COTU Secretary General, Francis Atwoli.
cropped-leaderboard-ad

The government suffered a blow after Employment and Labor Relations Court suspended its plan to deduct 1.5 percent from employees for the National Housing Scheme. This is after a petition was filed by Central Organization of Trade Union (COTU) through lawyer Okwech Achiendo, urging the court to suspend the same pending the hearing of the case on grounds that there was no public participation.

Employment and labor relations court judge Hellen Wasilwa yesterday granted the orders in an urgent application filed by the workers umbrella body COTU. Justice Wasilwa, while granting the orders, further directed that the parties in the matter exchange documents before the hearing on January 21.

“That the matter is extremely urgent as the application seeks to stop the irregular imposition of 1.5 per cent VAT on salaries of the employees as there was no public participation in the Amendment Act 2007 through section 86 of the Finance Act, 2018,” ruled the judge.

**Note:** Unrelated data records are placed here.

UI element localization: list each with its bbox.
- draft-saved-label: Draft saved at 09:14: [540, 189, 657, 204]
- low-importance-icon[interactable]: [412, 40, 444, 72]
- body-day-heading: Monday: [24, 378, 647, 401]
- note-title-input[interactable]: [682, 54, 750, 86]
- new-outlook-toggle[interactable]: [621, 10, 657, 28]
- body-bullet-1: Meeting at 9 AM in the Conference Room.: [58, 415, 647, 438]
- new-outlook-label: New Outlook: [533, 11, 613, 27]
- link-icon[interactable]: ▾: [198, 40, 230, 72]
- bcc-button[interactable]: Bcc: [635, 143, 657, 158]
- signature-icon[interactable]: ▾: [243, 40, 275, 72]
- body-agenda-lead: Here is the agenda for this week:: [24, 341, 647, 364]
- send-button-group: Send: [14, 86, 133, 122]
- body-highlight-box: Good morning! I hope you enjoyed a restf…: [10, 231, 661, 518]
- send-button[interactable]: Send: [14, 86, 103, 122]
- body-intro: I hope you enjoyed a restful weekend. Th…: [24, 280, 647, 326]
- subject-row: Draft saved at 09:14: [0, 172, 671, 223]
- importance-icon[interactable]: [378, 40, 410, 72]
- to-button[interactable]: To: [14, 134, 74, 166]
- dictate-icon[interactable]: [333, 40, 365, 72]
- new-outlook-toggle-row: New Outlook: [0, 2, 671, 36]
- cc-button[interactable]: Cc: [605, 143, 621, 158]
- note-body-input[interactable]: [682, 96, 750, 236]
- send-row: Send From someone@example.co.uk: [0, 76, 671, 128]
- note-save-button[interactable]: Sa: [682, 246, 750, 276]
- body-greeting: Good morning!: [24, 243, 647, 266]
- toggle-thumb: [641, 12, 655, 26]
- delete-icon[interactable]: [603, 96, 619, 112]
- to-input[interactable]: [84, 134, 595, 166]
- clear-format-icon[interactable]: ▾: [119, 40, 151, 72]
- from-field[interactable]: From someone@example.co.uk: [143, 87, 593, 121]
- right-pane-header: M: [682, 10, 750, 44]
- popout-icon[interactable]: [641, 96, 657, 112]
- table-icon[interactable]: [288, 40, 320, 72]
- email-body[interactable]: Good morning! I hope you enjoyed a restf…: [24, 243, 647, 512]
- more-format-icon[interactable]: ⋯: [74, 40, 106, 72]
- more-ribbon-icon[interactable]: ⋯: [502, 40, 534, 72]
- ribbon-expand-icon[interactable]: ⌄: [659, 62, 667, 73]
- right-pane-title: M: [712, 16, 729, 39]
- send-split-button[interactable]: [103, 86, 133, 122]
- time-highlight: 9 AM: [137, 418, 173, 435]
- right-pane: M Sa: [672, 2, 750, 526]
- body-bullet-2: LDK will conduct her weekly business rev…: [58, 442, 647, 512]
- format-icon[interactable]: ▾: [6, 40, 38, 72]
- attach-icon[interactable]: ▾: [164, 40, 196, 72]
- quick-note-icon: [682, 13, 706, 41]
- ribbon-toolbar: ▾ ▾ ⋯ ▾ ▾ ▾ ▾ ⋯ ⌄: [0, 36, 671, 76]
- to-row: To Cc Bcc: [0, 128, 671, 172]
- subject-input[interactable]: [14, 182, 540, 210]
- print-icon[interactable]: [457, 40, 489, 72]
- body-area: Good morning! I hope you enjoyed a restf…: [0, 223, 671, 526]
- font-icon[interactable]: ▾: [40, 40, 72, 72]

COTU argues that the implementation of the 1.5 per cent on basic salaries of employees will drive them to servitude, resulting in widespread public discontent. They claim that the decision by the government to impose the deduction is in defiance of the express decision of the union and Kenyans.

In the court documents, COTU Secretary General Francis Atwoli argues that the sections of the Act require public debate to enable stakeholders to understand the implications of the provisions to the amendments of Section 31A and its financial implications.

“The court is enjoined to move with speed to protect the rule of law and to uphold the Constitution by declaring the imposition of 1.5 per cent housing developments levy on basic salary to be unconstitutional and therefore invalid null and void,” reads the court documents in part.

Atwoli states that the amendment of Section 31A offends Article 118 with respect to facilitation of public participation and involvement in its legislative and other business as there was no consultation with stakeholders in the labor movement.

“The petitioner is opposed to the proposed amendments because they don’t promote good governance, accountability and transparency,” claims lawyer Okwech Achiando. COTU claims that regulations have not been developed to guide the implementation of the levy, which was to come to effect on January 2019.